Na dziedzińcu warszawskiej Akademii Wychowania Fizycznego Józefa Piłsudskiego odsłonięto ostatnią tablicę "Złotego Kręgu" wybitnych osobowości sportu poświęconą pamięci inicjatora akcji szermierza Ryszarda Parulskiego.
"Ryszard, który był pomysłodawcą całego przedsięwzięcia w 2005 roku, zawsze wzbraniał się, że tak długo jak będzie żył, nie chce być uhonorowany" - przypomniał podczas poniedziałkowej uroczystości prezes Towarzystwa Olimpijczyków Polskich Mieczysław Nowicki. Były kolarz dodał, że mimo iż krąg został zamknięty, to kapituła nie wyklucza kontynowania tradycji w innej formie.
Urszula Parulska podkreśliła, że zmarły w styczniu w wieku niespełna 79 lat mąż, pielęgnował wartości, jakie niesie z sobą uprawianie sportu.
"Był taką trochę niespokojną duszą. Jak nie mógł czegoś realizować, to czuł się nieszczęśliwy. W +Złotym Kręgu+ nie chodziło o to, aby honorować wyłącznie sportowców. Wtedy wystarczyłoby tylko spojrzeć na wyniki i tabele. Tutaj liczyło się coś więcej. Mąż starał się znaleźć zarówno wybitnych dziennikarzy jak i trenerów, którzy najczęściej stoją gdzieś za kulisami i mało się o nich mówi. Dodatkowo wynajdywał również osoby ze świata kultury i sztuki, np. aktorów, którzy grali sportowców, czy twórców rzeźb o tematyce sportowej" - powiedziała.

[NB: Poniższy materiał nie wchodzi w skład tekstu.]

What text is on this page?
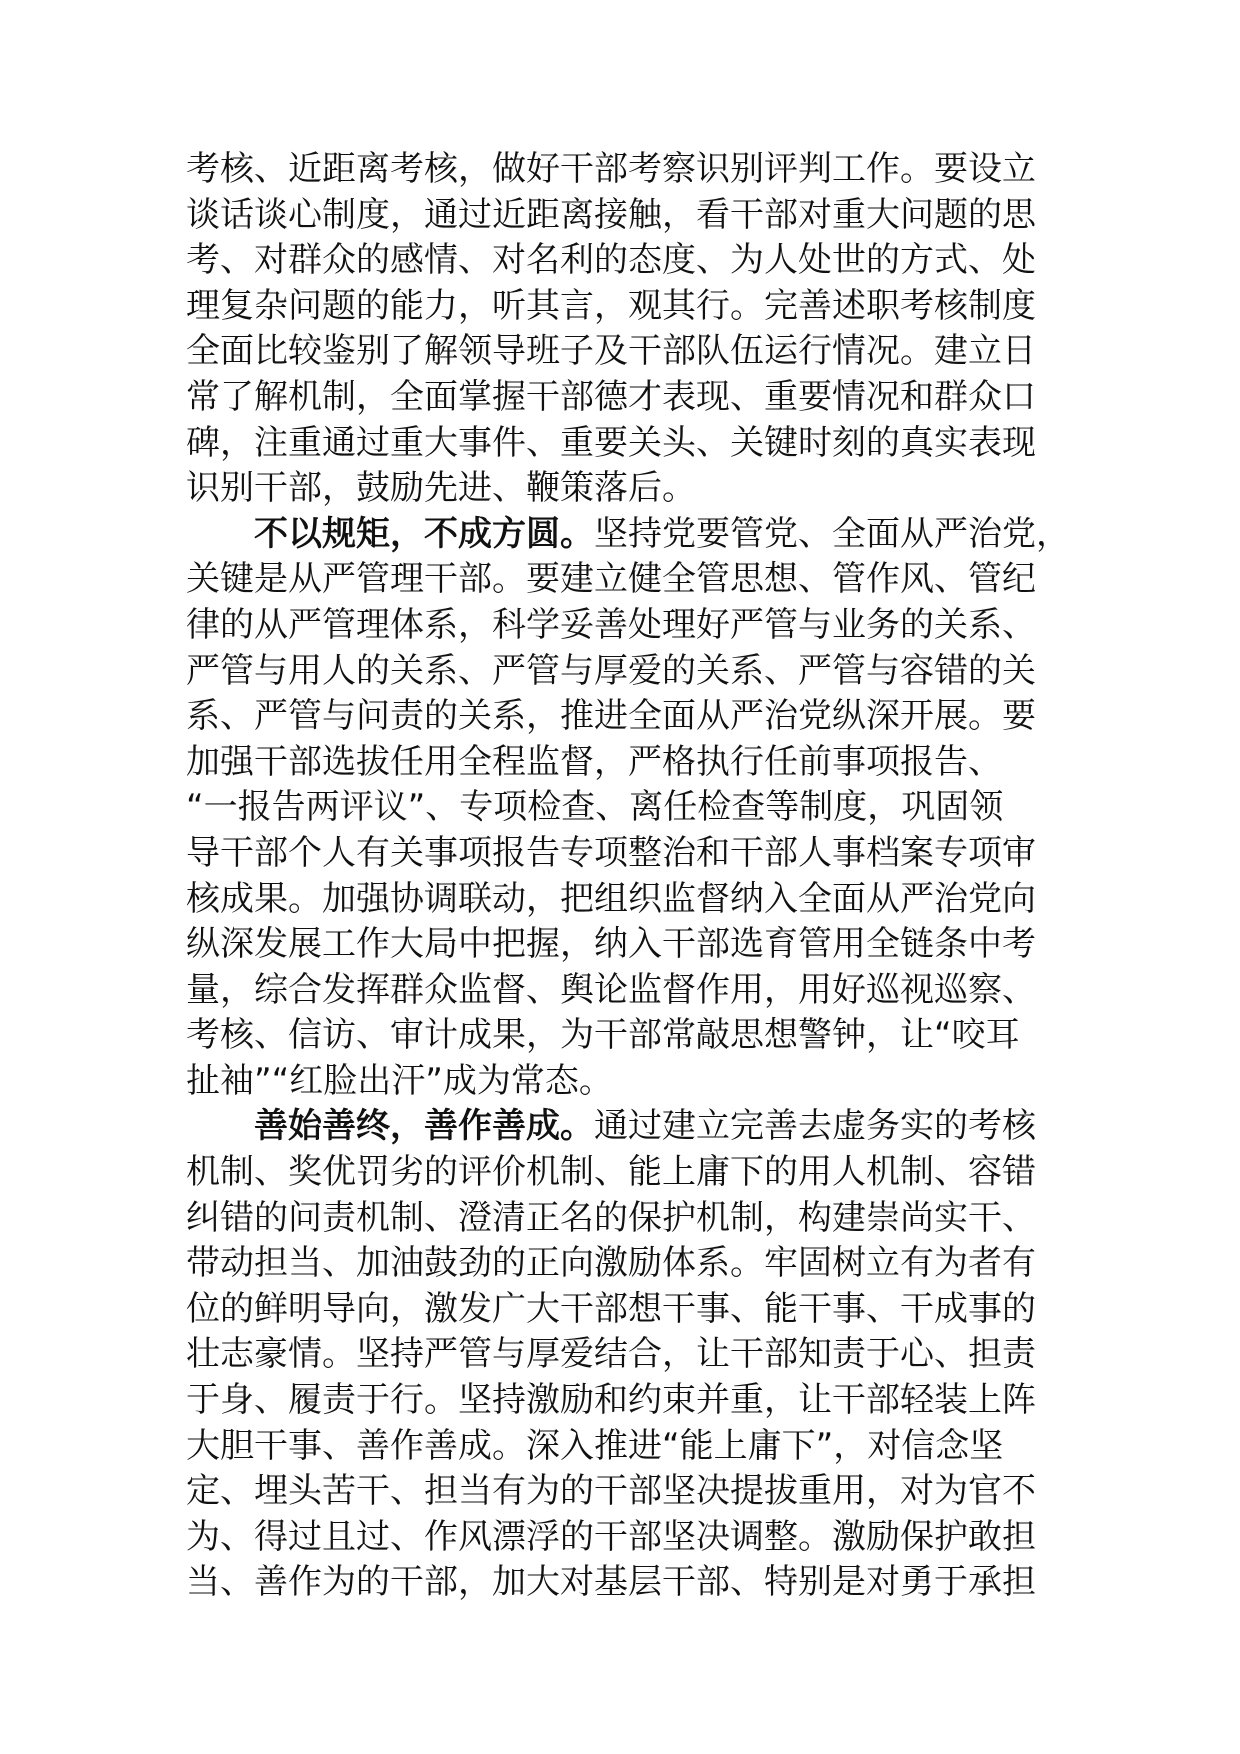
考核、近距离考核，做好干部考察识别评判工作。要设立
谈话谈心制度，通过近距离接触，看干部对重大问题的思
考、对群众的感情、对名利的态度、为人处世的方式、处
理复杂问题的能力，听其言，观其行。完善述职考核制度
全面比较鉴别了解领导班子及干部队伍运行情况。建立日
常了解机制，全面掌握干部德才表现、重要情况和群众口
碑，注重通过重大事件、重要关头、关键时刻的真实表现
识别干部，鼓励先进、鞭策落后。
不以规矩，不成方圆。坚持党要管党、全面从严治党，
关键是从严管理干部。要建立健全管思想、管作风、管纪
律的从严管理体系，科学妥善处理好严管与业务的关系、
严管与用人的关系、严管与厚爱的关系、严管与容错的关
系、严管与问责的关系，推进全面从严治党纵深开展。要
加强干部选拔任用全程监督，严格执行任前事项报告、
“一报告两评议”、专项检查、离任检查等制度，巩固领
导干部个人有关事项报告专项整治和干部人事档案专项审
核成果。加强协调联动，把组织监督纳入全面从严治党向
纵深发展工作大局中把握，纳入干部选育管用全链条中考
量，综合发挥群众监督、舆论监督作用，用好巡视巡察、
考核、信访、审计成果，为干部常敲思想警钟，让“咬耳
扯袖”“红脸出汗”成为常态。
善始善终，善作善成。通过建立完善去虚务实的考核
机制、奖优罚劣的评价机制、能上庸下的用人机制、容错
纠错的问责机制、澄清正名的保护机制，构建崇尚实干、
带动担当、加油鼓劲的正向激励体系。牢固树立有为者有
位的鲜明导向，激发广大干部想干事、能干事、干成事的
壮志豪情。坚持严管与厚爱结合，让干部知责于心、担责
于身、履责于行。坚持激励和约束并重，让干部轻装上阵
大胆干事、善作善成。深入推进“能上庸下”，对信念坚
定、埋头苦干、担当有为的干部坚决提拔重用，对为官不
为、得过且过、作风漂浮的干部坚决调整。激励保护敢担
当、善作为的干部，加大对基层干部、特别是对勇于承担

Parulski był trzykrotnym olimpijczykiem, zdobywcą srebrnego medalu w Tokio (1964), brązowego w Meksyku (1968) wraz z drużyną florecistów i multimedalistą mistrzostw świata.

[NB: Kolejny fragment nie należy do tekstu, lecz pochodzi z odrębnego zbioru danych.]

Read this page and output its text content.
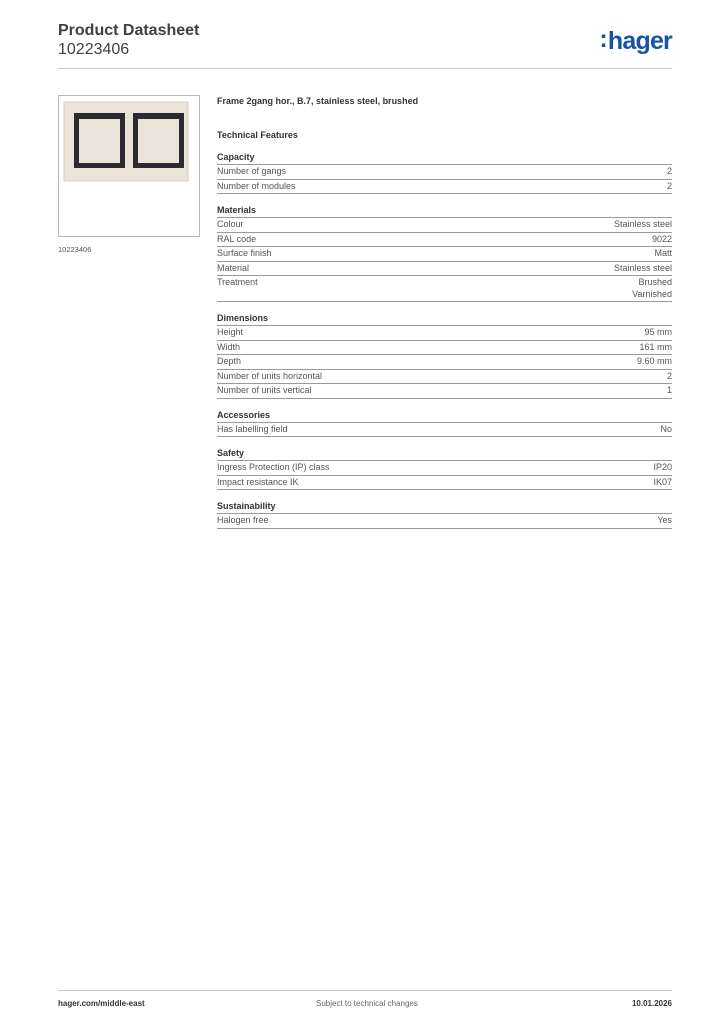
Product Datasheet
10223406	:hager
10223406
Frame 2gang hor., B.7, stainless steel, brushed
Technical Features
Capacity
Number of gangs	2
Number of modules	2
Materials
Colour	Stainless steel
RAL code	9022
Surface finish	Matt
Material	Stainless steel
Treatment	Brushed
Varnished
Dimensions
Height	95 mm
Width	161 mm
Depth	9.60 mm
Number of units horizontal	2
Number of units vertical	1
Accessories
Has labelling field	No
Safety
Ingress Protection (IP) class	IP20
Impact resistance IK	IK07
Sustainability
Halogen free	Yes
hager.com/middle-east	Subject to technical changes	10.01.2026
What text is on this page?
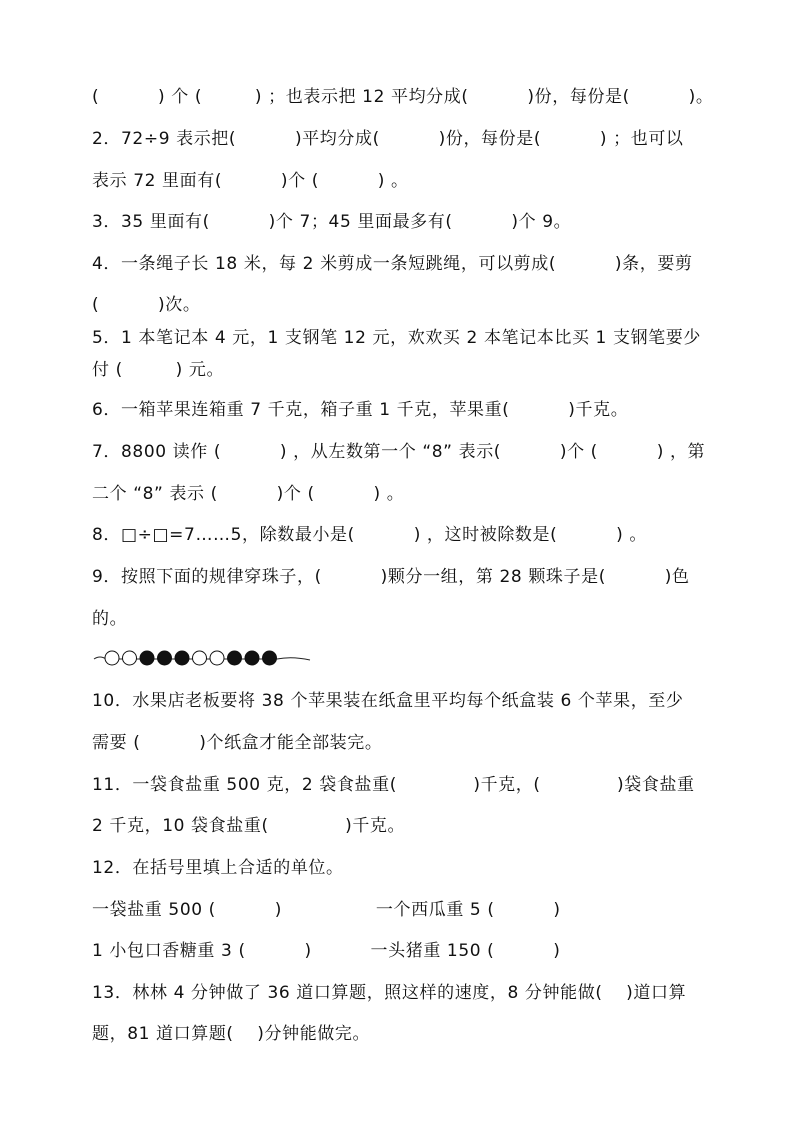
(　　　 ) 个 (　　　) ；也表示把 12 平均分成(　　　 )份，每份是(　　　 )。
2．72÷9 表示把(　　　 )平均分成(　　　 )份，每份是(　　　 ) ；也可以
表示 72 里面有(　　　 )个 (　　　 ) 。
3．35 里面有(　　　 )个 7；45 里面最多有(　　　 )个 9。
4．一条绳子长 18 米，每 2 米剪成一条短跳绳，可以剪成(　　　 )条，要剪
(　　　 )次。
5．1 本笔记本 4 元，1 支钢笔 12 元，欢欢买 2 本笔记本比买 1 支钢笔要少
付 (　　　) 元。
6．一箱苹果连箱重 7 千克，箱子重 1 千克，苹果重(　　　 )千克。
7．8800 读作 (　　　 ) ，从左数第一个 “8” 表示(　　　 )个 (　　　 ) ，第
二个 “8” 表示 (　　　 )个 (　　　 ) 。
8．□÷□=7……5，除数最小是(　　　 ) ，这时被除数是(　　　 ) 。
9．按照下面的规律穿珠子，(　　　 )颗分一组，第 28 颗珠子是(　　　 )色
的。
10．水果店老板要将 38 个苹果装在纸盒里平均每个纸盒装 6 个苹果，至少
需要 (　　　 )个纸盒才能全部装完。
11．一袋食盐重 500 克，2 袋食盐重(　　　　 )千克，(　　　　 )袋食盐重
2 千克，10 袋食盐重(　　　　 )千克。
12．在括号里填上合适的单位。
一袋盐重 500 (　　　 )　　　　　 一个西瓜重 5 (　　　 )
1 小包口香糖重 3 (　　　 )　　　 一头猪重 150 (　　　 )
13．林林 4 分钟做了 36 道口算题，照这样的速度，8 分钟能做(　 )道口算
题，81 道口算题(　 )分钟能做完。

"To jedyny szermierz, który wywalczył trofea mistrzostw globu w trzech broniach. Teraz specjalizacja zaszła tak daleko, że Ryszarda nikt już nie przeskoczy. Zresztą jest on również nie do pobicia na polu społecznym. To był wspaniały człowiek" - zaznaczył prezes Polskiego Związku Szermierczego Adam Konopka.

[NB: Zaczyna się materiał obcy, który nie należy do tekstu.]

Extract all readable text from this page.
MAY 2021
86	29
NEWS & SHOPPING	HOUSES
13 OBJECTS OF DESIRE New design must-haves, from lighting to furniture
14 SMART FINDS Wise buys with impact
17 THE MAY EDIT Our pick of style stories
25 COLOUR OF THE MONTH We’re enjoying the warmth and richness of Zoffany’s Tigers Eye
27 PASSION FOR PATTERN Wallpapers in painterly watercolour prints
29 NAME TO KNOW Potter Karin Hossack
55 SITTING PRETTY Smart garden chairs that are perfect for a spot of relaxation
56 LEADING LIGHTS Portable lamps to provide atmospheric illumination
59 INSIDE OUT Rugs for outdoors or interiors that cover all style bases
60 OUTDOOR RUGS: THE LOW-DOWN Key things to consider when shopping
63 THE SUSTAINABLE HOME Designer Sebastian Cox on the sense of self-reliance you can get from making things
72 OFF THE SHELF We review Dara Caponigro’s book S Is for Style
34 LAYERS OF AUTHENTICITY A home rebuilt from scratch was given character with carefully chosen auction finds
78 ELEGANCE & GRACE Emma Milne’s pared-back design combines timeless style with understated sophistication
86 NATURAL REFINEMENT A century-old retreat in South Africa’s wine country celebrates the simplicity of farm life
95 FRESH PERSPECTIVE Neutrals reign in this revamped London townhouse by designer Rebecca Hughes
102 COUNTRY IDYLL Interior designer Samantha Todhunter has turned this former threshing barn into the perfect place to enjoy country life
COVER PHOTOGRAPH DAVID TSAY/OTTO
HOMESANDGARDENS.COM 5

W działalności społecznej Parulski m.in. współtworzył ośrodek rehabilitacji olimpijczyków i paraolimpijczyków w Michałowicach koło Warszawy, przewodniczył Fundacji "Gloria Victis" (chwała zwyciężonym) niosącej pomoc sportowcom znajdującym się w potrzebie, a od 2005 roku był wiceprezesem Polskiego Komitetu Olimpijskiego. W stanie wojennym, jako adwokat udzielał pomocy prześladowanym.
W "Złotym Kręgu" uhonorowanych zostało 125 osób. Wśród nich są zarówno zawodnicy, jak również trenerzy, dydaktycy, dziennikarze, artyści.
Również w poniedziałek AWF Józefa Piłsudskiego zainaugurowała nowy rok akademicki, 88. w dziejach uczelni. Wykład "AWF Warszawa wczoraj i dziś - refleksje absolwenta i pracownika" wygłosił były selekcjoner drużyny narodowej w piłce nożnej Andrzej Strejlau.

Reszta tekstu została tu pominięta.